Jennifer Hirsch and Shamus Khan, coauthors of Sexual Citizens: A Landmark Study of Sex, Power, and Assault on Campus, were the featured speakers of the event and flanked by discussants Kamaria Porter, a doctoral candidate in higher education at the University of Michigan, and Abdul El-Sayed, an epidemiologist, physician, and community activist. As Hirsch and Khan discussed their main findings interwoven with detailed narratives of students’ sexual encounters and the frequent experience of sexual assault, many in attendance took notes, others nodded or lowered their heads, and some wiped tears from their eyes. College life is supposed to be a quintessentially happy moment in life for those lucky enough to attend; at least that is what we tell college-bound young adults and how it is dramatized on television and in the movies. Yet here was a conversation people sought out that ripped asunder the popular narrative to talk about how unhappy, confusing, and downright dangerous one often ignored part of college life is for many students. Hirsch and Khan’s book appeared seemingly at the right time to document the gravity of sexual experiences and the centrality of sexual assault on college campuses as the nation was still grappling with the continuing events of #MeToo. Including in the title “landmark study” was not missed on anyone that afternoon.
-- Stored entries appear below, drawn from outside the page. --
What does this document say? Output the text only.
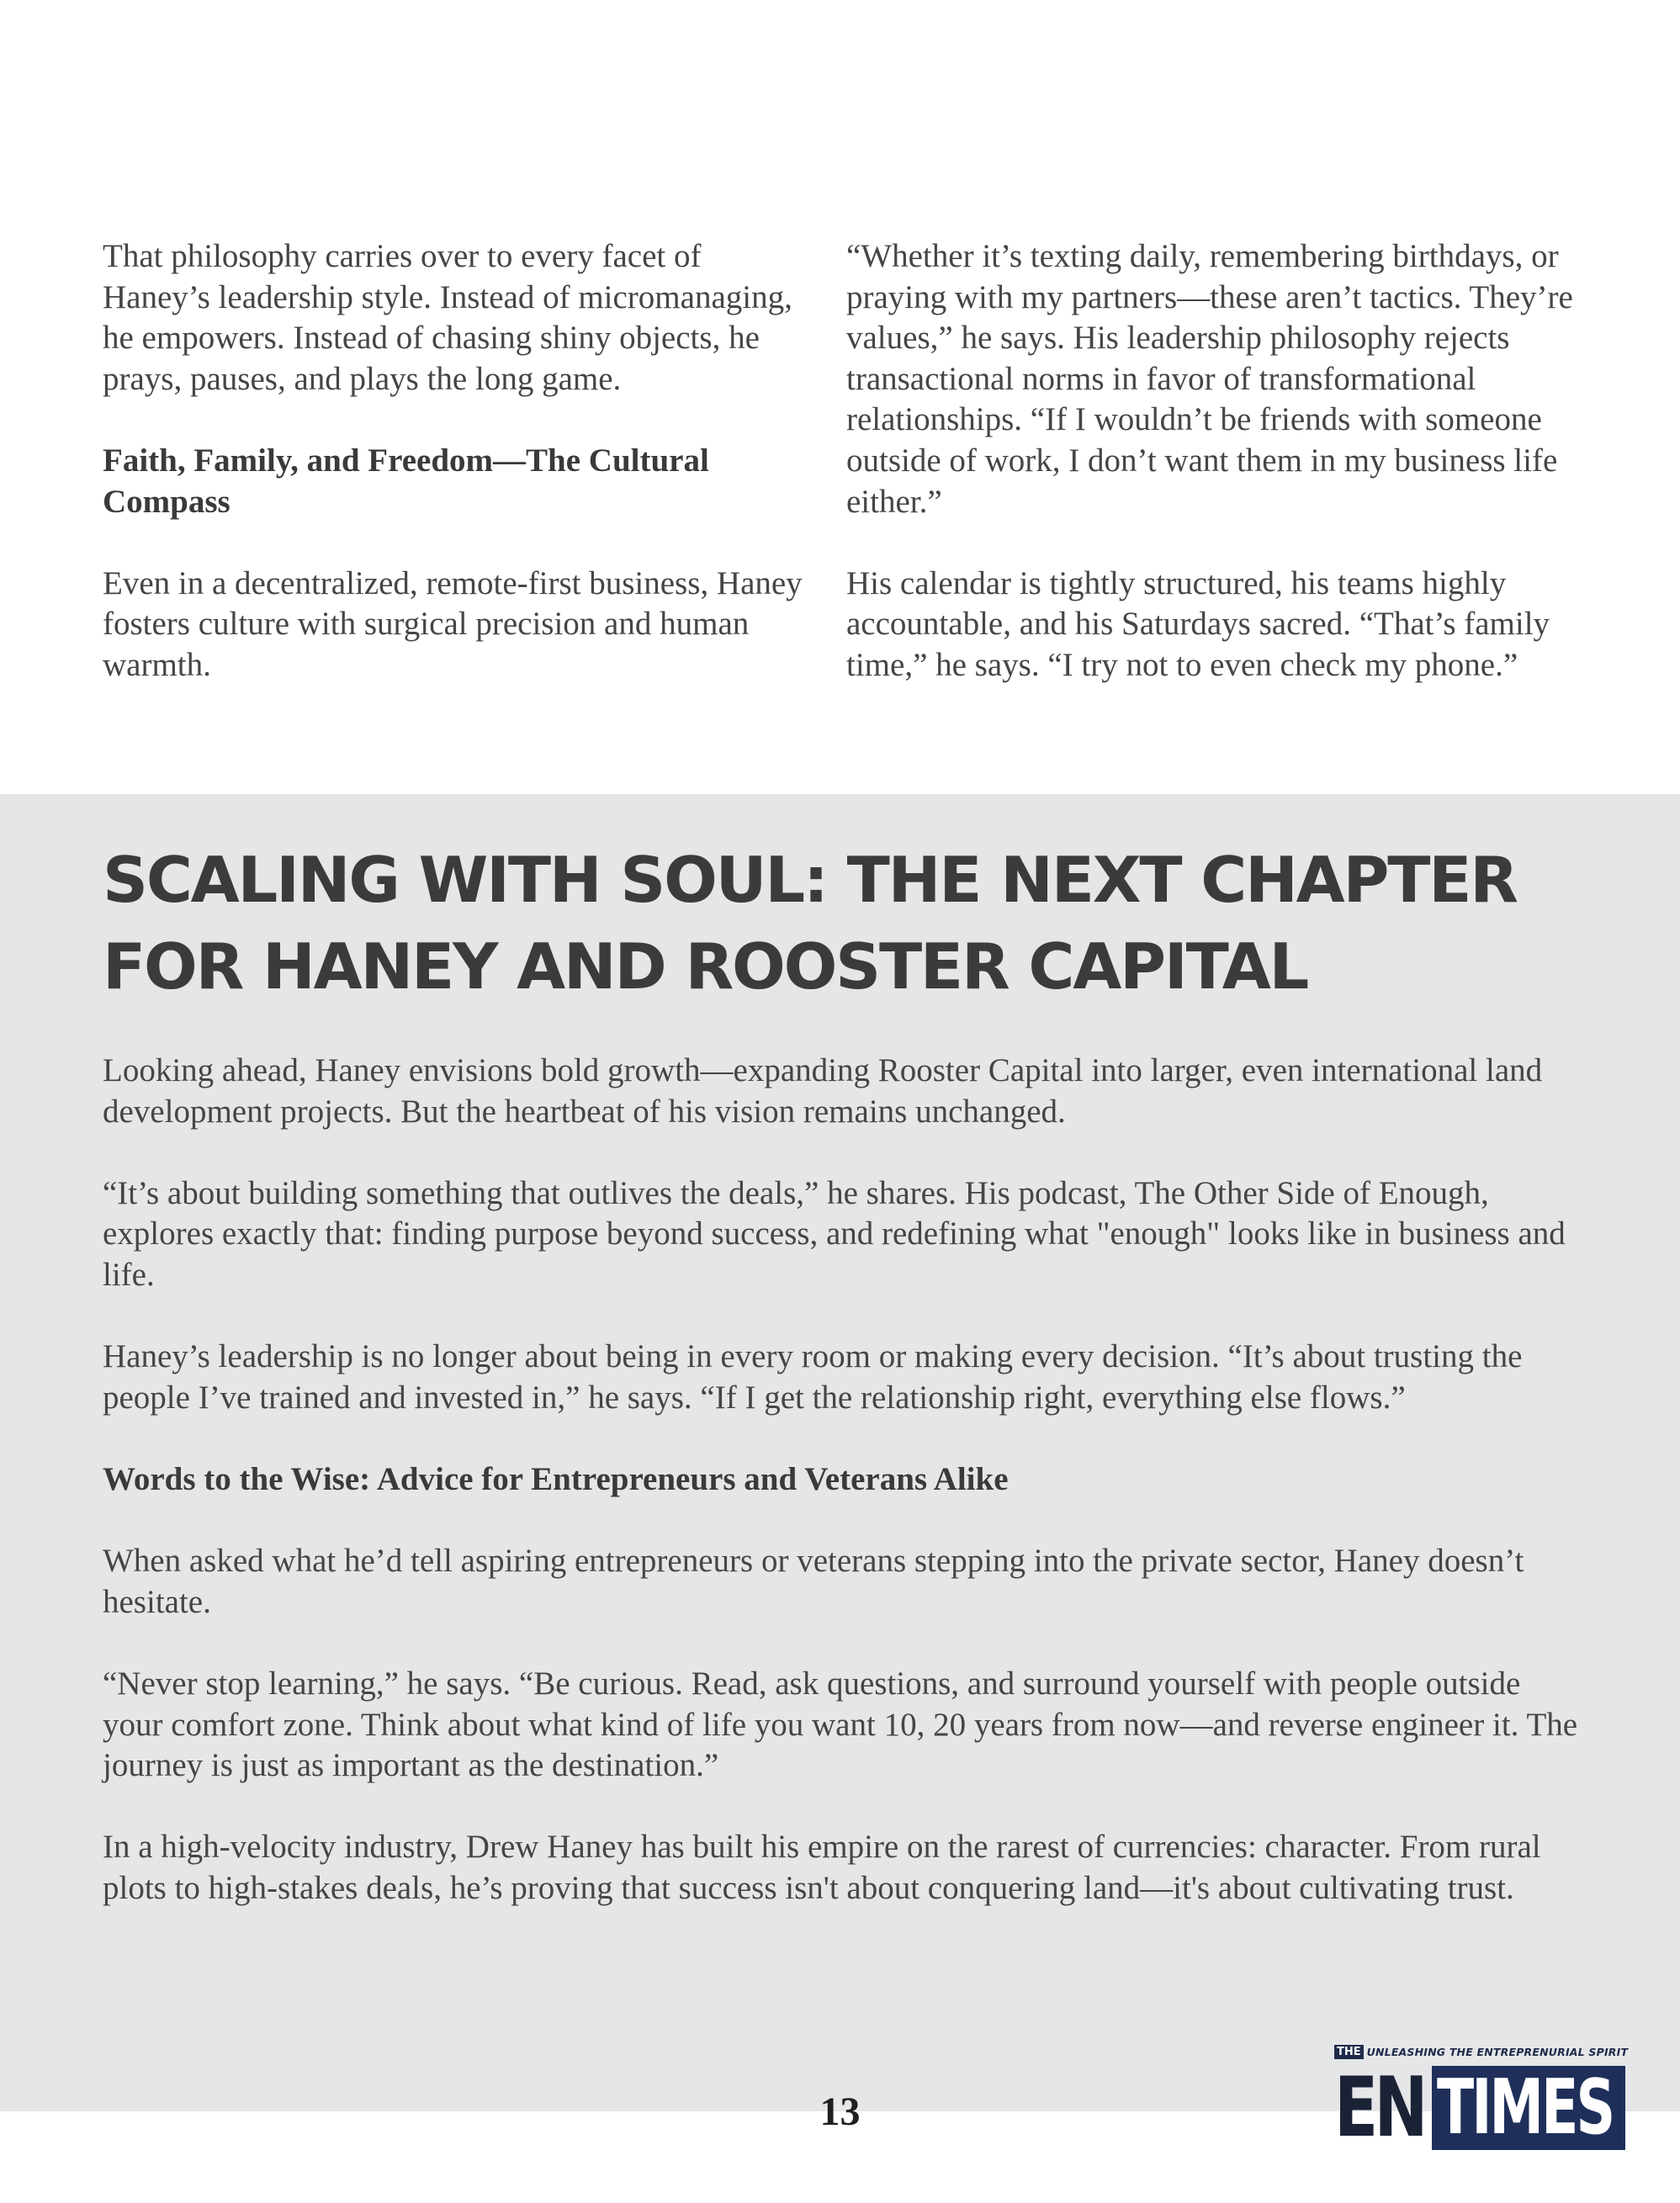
That philosophy carries over to every facet of Haney’s leadership style. Instead of micromanaging, he empowers. Instead of chasing shiny objects, he prays, pauses, and plays the long game.

Faith, Family, and Freedom—The Cultural Compass

Even in a decentralized, remote-first business, Haney fosters culture with surgical precision and human warmth.

“Whether it’s texting daily, remembering birthdays, or praying with my partners—these aren’t tactics. They’re values,” he says. His leadership philosophy rejects transactional norms in favor of transformational relationships. “If I wouldn’t be friends with someone outside of work, I don’t want them in my business life either.”

His calendar is tightly structured, his teams highly accountable, and his Saturdays sacred. “That’s family time,” he says. “I try not to even check my phone.”

SCALING WITH SOUL: THE NEXT CHAPTER FOR HANEY AND ROOSTER CAPITAL

Looking ahead, Haney envisions bold growth—expanding Rooster Capital into larger, even international land development projects. But the heartbeat of his vision remains unchanged.

“It’s about building something that outlives the deals,” he shares. His podcast, The Other Side of Enough, explores exactly that: finding purpose beyond success, and redefining what "enough" looks like in business and life.

Haney’s leadership is no longer about being in every room or making every decision. “It’s about trusting the people I’ve trained and invested in,” he says. “If I get the relationship right, everything else flows.”

Words to the Wise: Advice for Entrepreneurs and Veterans Alike

When asked what he’d tell aspiring entrepreneurs or veterans stepping into the private sector, Haney doesn’t hesitate.

“Never stop learning,” he says. “Be curious. Read, ask questions, and surround yourself with people outside your comfort zone. Think about what kind of life you want 10, 20 years from now—and reverse engineer it. The journey is just as important as the destination.”

In a high-velocity industry, Drew Haney has built his empire on the rarest of currencies: character. From rural plots to high-stakes deals, he’s proving that success isn't about conquering land—it's about cultivating trust.

13
THE UNLEASHING THE ENTREPRENURIAL SPIRIT
EN TIMES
Nor is it an overstatement of the importance of the conversation that Hirsch, Khan, and their team of researchers at Columbia University accomplished and brought to the masses.
Two reviews of Sexual Citizens are included in this issue of Contexts to provide a brief overview of the many takeaways of the book. Kelsey Drotning and Cierra Sorin guide readers through the interrelated findings of Sexual Citizens, and elaborate on the ways that power and our understanding of it on college campuses informs how sexual experiences generally and sexual assault particularly are not simply college students having a little fun on a Friday night in their dorms or at a local bar, but reflect the systemic inequality surrounding students’ lives and shapes how they navigate sexual encounters. The book and its reviews highlight an important mission of Contexts: to bring sociological insights on important social problems to classrooms, policy conversations, and broader audiences to improve our understanding of these problems and identify possible solutions. Hirsch and Khan’s Sexual Citizens offers an opportunity to capitalize on this mission and for the field of sociology. We hope readers sit with this extended conversation around a critical social issue and find ideas for change through their work and lives as we emerge out of dark, uncertain times.